Longtemps sa mère le garda dans ses bras, les lèvres collées sur son front, mais sans le pouvoir calmer ; peut-être, pour cela, son sein à elle-même était-il trop agité. Anna le prit à son tour et le berça d’une chanson. I s’alanguit enfin, étendit ses petits bras, et consentit à être couché dans son berceau, où sa mère le frictionna longtemps. Enfin il s’endormit ; mais ses yeux fixes demeurèrent à demi ouverts, ce qui lui arrivait souvent et donnait à son sommeil quelque chose d’effrayant et de mystérieux.

La jeune mère accablée s’assit au bord de son lit. Elle n’avait qu’une chose dans sa pensée : demain, et ne s’inquiétait guère de se coucher, ne pouvant dormir. Cependant tandis qu’Anna, tout en lui parlant, dénouait ses longs cheveux, Claire détacha son corset, qu’elle jeta loin d’elle, en respirant fortement ; mais la cause de l’oppression était plus profonde ; elle mit la main sur son cœur et pencha la tête avec tristesse.

Dix fois, en répondant à sa sœur, le nom de Camille vint sur ses lèvres.

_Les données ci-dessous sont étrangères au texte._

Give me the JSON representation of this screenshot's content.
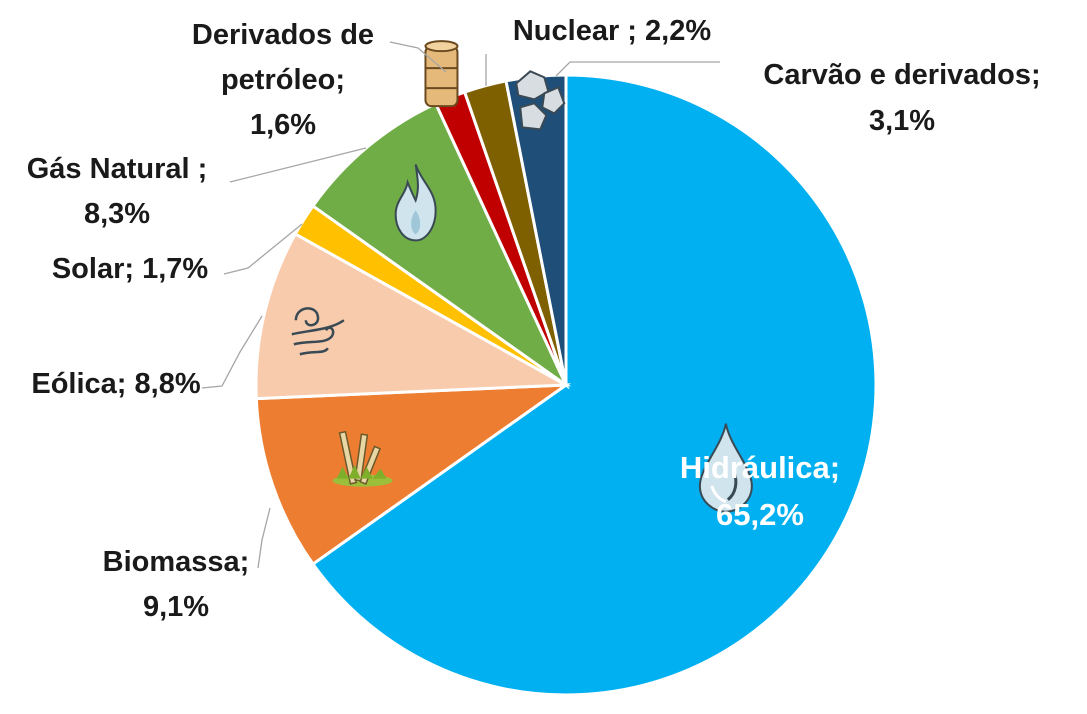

Anna devint pensive, tout à coup s’asseyant près de sa sœur et l’entourant de ses bras :

— Il est très-bon, dit-elle d’une voix caressante, mais je crains…

— Vas-tu me disputer, toi aussi, les consolations que je puis avoir ? demanda Claire avec un peu d’aigreur.

— Oh ! tu sais bien que ce n’est pas mon intention, chère sœur ; mais… enfin… si M. Camille avait de l’amour pour toi ?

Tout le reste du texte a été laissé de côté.